# Regular expression of an FA

If we convert an NFA to a DFA, is the regular expression of the DFA the same as the NFA?

I know the difference between an NFA and DFA and the algorithm to convert an NFA to DFA

For any DFA, NFA or regular expression, there is only one corresponding language. But for one language, there can be multiple corresponding DFA's, NFA's or regular expressions, so it is incorrect to talk about "the" regular expression of a DFA, but would be correct to say "a" regular expression associated to a DFA.

If you know a regular expression $$e$$ associated to a DFA $$\mathcal{A}$$, and a NFA $$\mathcal{B}$$ associated to the same DFA $$\mathcal{A}$$, then that means that all 3 objets share the same language:

$$L(e) = L(\mathcal{A}) = L(\mathcal{B})$$

In particular, that means that $$e$$ is also a regular expression associated to $$\mathcal{B}$$.

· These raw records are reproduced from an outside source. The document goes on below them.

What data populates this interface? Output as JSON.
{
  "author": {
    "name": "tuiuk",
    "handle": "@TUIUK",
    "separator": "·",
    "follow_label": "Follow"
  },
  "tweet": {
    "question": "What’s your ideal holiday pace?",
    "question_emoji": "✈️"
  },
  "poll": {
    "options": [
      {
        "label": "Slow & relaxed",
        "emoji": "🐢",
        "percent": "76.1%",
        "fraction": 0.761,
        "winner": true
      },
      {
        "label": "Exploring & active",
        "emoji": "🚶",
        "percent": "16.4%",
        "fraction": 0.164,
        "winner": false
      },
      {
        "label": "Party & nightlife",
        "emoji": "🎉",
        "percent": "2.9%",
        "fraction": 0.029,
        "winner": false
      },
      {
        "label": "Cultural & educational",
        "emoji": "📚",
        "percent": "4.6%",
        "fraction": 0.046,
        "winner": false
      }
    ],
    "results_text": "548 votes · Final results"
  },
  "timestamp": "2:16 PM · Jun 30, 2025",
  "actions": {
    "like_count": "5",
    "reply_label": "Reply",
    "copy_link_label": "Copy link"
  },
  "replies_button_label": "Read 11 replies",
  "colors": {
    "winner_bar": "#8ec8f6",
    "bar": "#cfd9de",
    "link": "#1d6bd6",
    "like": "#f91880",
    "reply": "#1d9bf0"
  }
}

Depending on the algorithm to convert it.

We can construct an algorithm to convert an NFA to a regular expression by first converting it to a DFA, and then the DFA to a regex. This will yield that the regex for the DFA would be identical to that of the NFA (by definition of the algorithm)

But, you might find some other way to directly convert an NFA to a regex. Since there might be more than one different regular expressions for the language of the NFA, you can't be sure that the regex of the NFA will be the same as that of the DFA.

But an important remark is that even if the regular expressions are different, they always recognize the same language. Converting an NFA to a DFA and that to a regex doesn't change the language, thus any regex created from them must recognize the same language.